David Harvey has written about a “co-revolutionary theory” of change. In this theory Harvey argues that anti-capitalist movements today must address “mental conceptions;” uses and abuses of nature; how to build real communities; workers relations to bosses; exploitation, oppression, and racism; and the relations between capital and the state. While a tall order, the co-revolutionary theory suggests the breadth of struggles that need to be embraced to bring about real revolution.
Harvey’s
work mirrors many analysts who address the deepening crises of capitalism and
the spread of human misery everywhere. It is increasingly clear to vast
majorities of people, despite media mystification, that the primary engine of
destruction is global finance capitalism and political institutions that have
increasingly become its instrumentality. Harvey’s work parallels the insights
of Naomi Klein, Joseph Stiglitz, Robert Reich, Noam Chomsky, and a broad array
of economists, historians, trade unionists, peace and justice activists and
thousands of bloggers and Facebook commentators.
Of
course, these theorists could not have known the ways in which the connections
between the co-revolutionary theory and practice would unfold. Most agreed that
we are living through a global economic crisis in which wealth and power is
increasingly concentrated in fewer and fewer hands (creating a global ruling class).
Human misery, from joblessness, to hunger, to disease, to environmental
devastation, to state violence, is spreading. And as events since Ferguson have
pointed out, the links between class exploitation, structural racism, and
patriarchy are inseparable.
But
history has shown that such misery can survive for long periods of time with
little active resistance. Even though activists in labor, in communities of
color, in anti-colonial/anti-neo-colonial settings are always organizing, their
campaigns usually create little traction. Not so since 2011. Tunisians rose up
against their oppressive government. Larger mobilizations occurred in Egypt.
Protests spread to Yemen, Algeria, Oman, Bahrain, and Libya.
Assuming
that working people, youth, women, and various professional groups would remain
quiescent in the United States, right-wing politicians saw the opportunity to
radically transform American society by destroying public institutions and
thereby shifting qualitatively more wealth from the majority to the minority.
In North Carolina, Wisconsin, and later in Ohio, Indiana, and around the
country a broad array of people began to publicly say “no, enough is enough.”

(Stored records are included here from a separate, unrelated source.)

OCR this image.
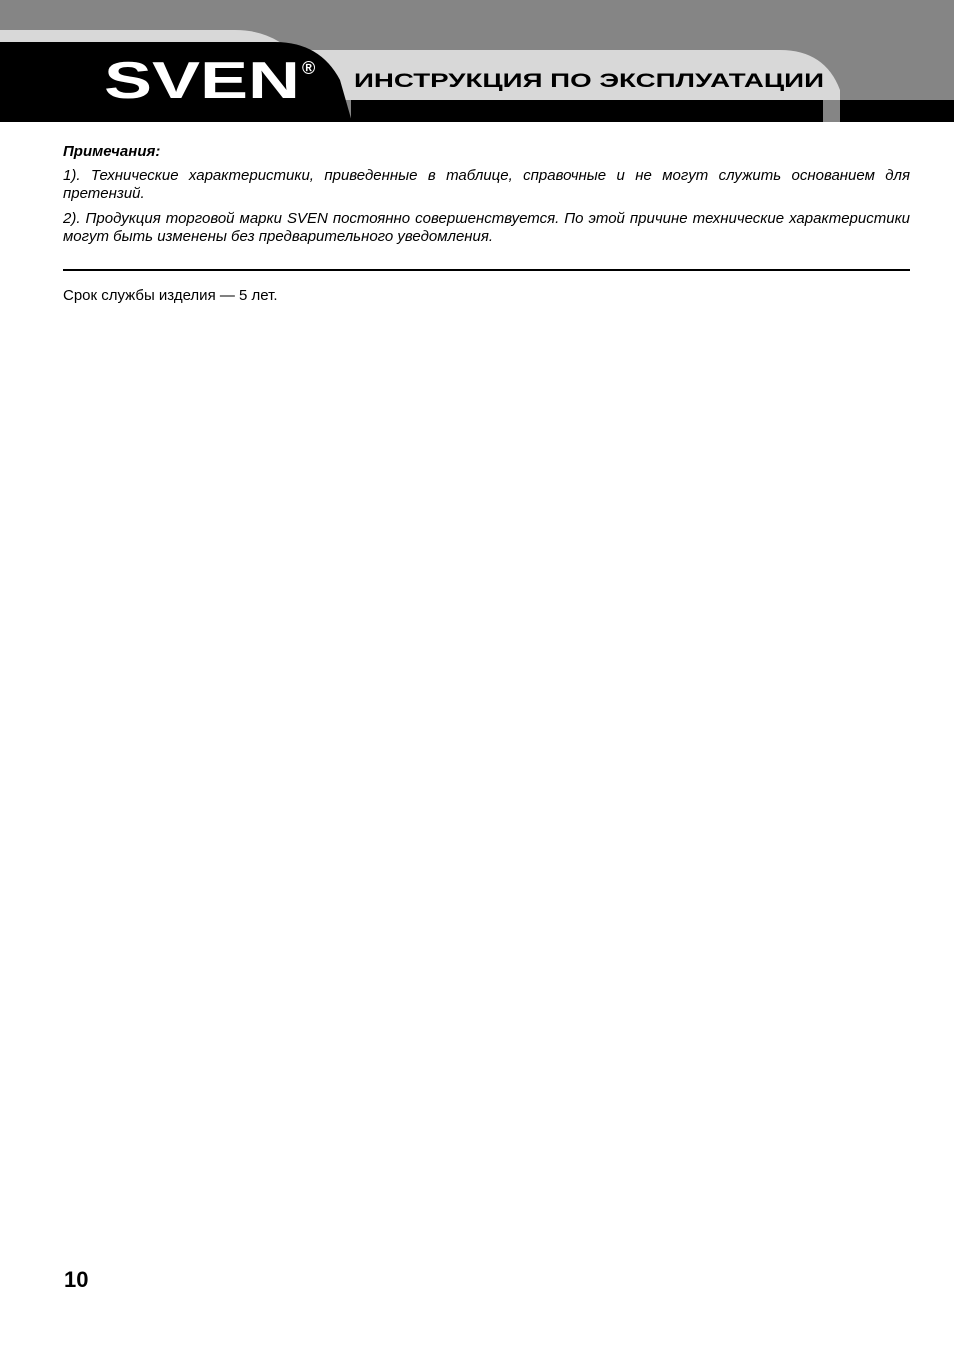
SVEN ®
ИНСТРУКЦИЯ ПО ЭКСПЛУАТАЦИИ

Примечания:

1). Технические характеристики, приведенные в таблице, справочные и не могут служить основанием для претензий.

2). Продукция торговой марки SVEN постоянно совершенствуется. По этой причине технические характеристики могут быть изменены без предварительного уведомления.

Срок службы изделия — 5 лет.
10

Even those with criticisms of President Obama continued their mobilization to
secure his reelection and the defeat of the right-wing. Youth, particularly
African-Americans, Latinos, Asian-Americans, and Native Americans, have risen
up angry all across the United States, increasingly deepening their
understanding of and demands for fundamental institutional changes.
The
resistance in the Middle East launched in 2011 was about jobs, redistribution
of wealth, limiting foreign financial penetration, and democracy. In the United
States the issues have been even more varied: the right of workers to
collectively bargain, Right-To-Work laws, defending public education, free
access to health care including the defense of reproductive rights, and
greater, not less, provision of jobs, livable wages, and secure retirement benefits.
Police accountability, mass incarceration, and an end of the “schools to prison
pipeline” have been increasingly prioritized in mass movements.
Where
do progressives go from here? I think “co-revolutionary theory” would answer
“everywhere”. Marxists are right to see the lives of people as anchored in
their ability to produce and reproduce themselves, their families, and their
communities. The right to a job at a living wage remains central to all the
ferment. But in the twenty-first century this basic motivator for consciousness
and action is more comprehensively and intimately connected to rebuilding trade
unions, opposition to racism and sexism, and support for education, health care,
sustainable environments, and peace. All these motivations are part of the same
struggle.
It is
fascinating to observe that the reaction to the efforts of the economic ruling
class and political elite to turn back the clock on reforms gained over the
last 75 years have sparked resistance and mobilization from across an array of
movements and campaigns. And activists are beginning to make the connections
between the struggles.
It is too early to tell
whether this round of ferment will lead to victories for the people, even
reformist ones. But as Harvey suggests, “An anti-capitalist political movement
can start anywhere…The trick is to keep the political movement moving from one
moment to another in mutually reinforcing ways.”